Warming alters Antarctic food web, study finds

Changing wind patterns linked to global warming are altering the food chain in Antarctica and may lead to further increases in greenhouse gases in the atmosphere.
/ Source: The Associated Press

Changing wind patterns linked to global warming are altering the food chain in Antarctica and may lead to further increases in greenhouse gases in the atmosphere.

The most basic food, plankton, is declining in the northern portions of the Antarctic peninsula reaching toward South America, researchers report in Friday's edition of the journal Science.

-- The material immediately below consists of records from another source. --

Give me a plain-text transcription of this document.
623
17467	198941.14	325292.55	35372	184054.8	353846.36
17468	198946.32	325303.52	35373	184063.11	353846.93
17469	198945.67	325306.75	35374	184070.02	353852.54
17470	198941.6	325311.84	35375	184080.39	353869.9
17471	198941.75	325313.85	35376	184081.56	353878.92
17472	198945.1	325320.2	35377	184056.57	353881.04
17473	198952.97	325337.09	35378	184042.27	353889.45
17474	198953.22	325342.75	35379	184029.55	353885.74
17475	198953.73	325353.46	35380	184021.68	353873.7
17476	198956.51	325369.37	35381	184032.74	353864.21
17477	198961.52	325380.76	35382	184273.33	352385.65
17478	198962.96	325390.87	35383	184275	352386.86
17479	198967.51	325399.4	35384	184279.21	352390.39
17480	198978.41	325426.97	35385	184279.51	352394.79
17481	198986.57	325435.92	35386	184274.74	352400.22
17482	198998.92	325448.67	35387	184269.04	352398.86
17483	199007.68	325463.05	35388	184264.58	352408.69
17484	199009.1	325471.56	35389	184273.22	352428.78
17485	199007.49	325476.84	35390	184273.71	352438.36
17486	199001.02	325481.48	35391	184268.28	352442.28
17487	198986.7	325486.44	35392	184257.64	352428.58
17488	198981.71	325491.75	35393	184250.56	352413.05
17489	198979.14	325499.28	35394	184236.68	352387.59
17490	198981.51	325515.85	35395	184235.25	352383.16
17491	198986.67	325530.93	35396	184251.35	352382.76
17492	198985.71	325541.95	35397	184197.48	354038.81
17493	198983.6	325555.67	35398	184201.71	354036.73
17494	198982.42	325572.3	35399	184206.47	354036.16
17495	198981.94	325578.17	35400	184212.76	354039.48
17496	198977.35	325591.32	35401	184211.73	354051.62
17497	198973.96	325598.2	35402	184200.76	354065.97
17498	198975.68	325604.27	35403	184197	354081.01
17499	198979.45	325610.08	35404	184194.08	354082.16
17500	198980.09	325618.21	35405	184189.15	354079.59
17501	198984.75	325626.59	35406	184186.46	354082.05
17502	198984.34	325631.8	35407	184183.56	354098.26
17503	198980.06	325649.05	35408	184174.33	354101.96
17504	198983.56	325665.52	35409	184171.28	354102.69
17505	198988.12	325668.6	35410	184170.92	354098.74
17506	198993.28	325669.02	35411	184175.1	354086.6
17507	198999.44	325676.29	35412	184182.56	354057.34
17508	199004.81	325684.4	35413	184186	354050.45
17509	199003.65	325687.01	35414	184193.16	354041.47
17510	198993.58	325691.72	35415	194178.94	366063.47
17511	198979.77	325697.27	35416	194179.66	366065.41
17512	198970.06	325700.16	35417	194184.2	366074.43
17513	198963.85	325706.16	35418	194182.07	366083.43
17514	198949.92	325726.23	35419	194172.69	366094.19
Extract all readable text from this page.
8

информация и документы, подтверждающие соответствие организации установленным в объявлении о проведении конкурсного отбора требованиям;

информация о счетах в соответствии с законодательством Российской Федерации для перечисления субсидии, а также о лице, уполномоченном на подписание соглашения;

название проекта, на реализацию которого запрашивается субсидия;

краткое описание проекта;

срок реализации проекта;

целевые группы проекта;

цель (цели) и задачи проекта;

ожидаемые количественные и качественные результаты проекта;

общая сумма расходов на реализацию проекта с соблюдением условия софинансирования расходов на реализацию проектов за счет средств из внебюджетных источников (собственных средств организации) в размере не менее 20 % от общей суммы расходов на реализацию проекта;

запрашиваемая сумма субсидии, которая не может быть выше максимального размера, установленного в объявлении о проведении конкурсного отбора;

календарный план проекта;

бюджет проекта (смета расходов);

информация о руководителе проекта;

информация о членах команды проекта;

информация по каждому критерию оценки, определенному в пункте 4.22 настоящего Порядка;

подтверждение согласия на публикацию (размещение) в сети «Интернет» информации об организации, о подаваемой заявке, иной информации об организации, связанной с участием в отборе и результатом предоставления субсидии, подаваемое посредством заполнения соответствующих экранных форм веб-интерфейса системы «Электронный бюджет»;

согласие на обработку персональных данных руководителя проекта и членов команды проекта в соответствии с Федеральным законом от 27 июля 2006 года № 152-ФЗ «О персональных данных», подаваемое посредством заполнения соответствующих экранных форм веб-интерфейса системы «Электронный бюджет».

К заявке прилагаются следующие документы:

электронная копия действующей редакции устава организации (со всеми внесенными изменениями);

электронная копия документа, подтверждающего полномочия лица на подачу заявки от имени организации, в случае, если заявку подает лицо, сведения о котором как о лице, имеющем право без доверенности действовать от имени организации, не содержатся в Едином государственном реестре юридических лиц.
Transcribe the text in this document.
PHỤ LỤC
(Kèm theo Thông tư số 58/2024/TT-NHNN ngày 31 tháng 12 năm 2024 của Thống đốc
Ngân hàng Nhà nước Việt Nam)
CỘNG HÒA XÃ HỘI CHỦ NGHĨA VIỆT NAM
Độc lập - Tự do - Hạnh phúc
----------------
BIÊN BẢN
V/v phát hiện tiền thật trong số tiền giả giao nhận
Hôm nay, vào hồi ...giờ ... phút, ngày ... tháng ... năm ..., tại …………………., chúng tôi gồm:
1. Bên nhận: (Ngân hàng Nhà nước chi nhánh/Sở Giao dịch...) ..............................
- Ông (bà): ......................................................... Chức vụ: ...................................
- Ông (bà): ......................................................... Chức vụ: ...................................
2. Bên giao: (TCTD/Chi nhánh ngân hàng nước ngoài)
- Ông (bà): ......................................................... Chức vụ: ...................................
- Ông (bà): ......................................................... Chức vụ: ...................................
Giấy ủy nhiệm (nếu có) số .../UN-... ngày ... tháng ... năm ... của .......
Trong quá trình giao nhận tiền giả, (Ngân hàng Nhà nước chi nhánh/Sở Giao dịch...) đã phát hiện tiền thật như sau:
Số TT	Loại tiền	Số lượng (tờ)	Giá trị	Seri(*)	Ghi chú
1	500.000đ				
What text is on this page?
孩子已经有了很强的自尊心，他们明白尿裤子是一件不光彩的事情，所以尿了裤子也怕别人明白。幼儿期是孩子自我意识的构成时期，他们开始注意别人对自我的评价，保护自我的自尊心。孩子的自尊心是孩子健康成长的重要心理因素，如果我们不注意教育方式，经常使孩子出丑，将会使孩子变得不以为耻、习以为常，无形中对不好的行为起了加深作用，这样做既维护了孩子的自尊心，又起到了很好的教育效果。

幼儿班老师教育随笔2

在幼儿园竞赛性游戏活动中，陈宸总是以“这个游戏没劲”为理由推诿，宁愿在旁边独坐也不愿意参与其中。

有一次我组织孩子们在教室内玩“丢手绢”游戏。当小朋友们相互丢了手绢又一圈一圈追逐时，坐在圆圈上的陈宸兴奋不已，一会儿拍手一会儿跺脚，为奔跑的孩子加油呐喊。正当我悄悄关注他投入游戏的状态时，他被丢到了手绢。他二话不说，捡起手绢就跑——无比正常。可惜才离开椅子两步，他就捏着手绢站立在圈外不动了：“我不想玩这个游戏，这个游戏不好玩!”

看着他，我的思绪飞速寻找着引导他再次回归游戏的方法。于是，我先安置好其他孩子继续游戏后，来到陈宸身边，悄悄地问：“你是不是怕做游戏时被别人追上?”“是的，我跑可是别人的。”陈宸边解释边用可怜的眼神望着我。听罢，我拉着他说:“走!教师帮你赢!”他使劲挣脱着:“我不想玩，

At the same time, populations of Adelie penguins, which require a colder climate, have dropped sharply in that region, while warmer-weather chin-strap penguins have increased.

"We're showing for the first time that there is an ongoing change on phytoplankton concentration and composition along the western shelf of the Antarctic Peninsula that is associated with a long-term climate modification. Martin Montes-Hugo, a marine scientist at Rutgers University, said in a statement. "These phytoplankton changes may explain in part the observed decline of some penguin populations."

The change reflects shifting patterns of cloud cover, ice formation and winds, the report said.

"In the north, sea ice cover is minimum in recent times and is accompanied by a greater wind mixing of the water column and more cloudy days," Montes-Hugo said. "The increased mixing and increased cloudiness mean less light, which means less photosynthesis and less phytoplankton. What’s happening in the south is that there is less sea ice, but also less mixing and fewer clouds, which means more illuminated waters, more photosynthesis and more phytoplankton."

A separate report in the same edition of Science raises the possibility that new wind patterns could result in more upwelling of deep water in the region, which would then release stored carbon dioxide, potentially increasing global warming.

"The faster the ocean turns over, the more deep water rises to the surface to release CO2," said Robert Anderson, a geochemist at Columbia University's Lamont-Doherty Earth Observatory. "It's this rate of overturning that regulates CO2 in the atmosphere."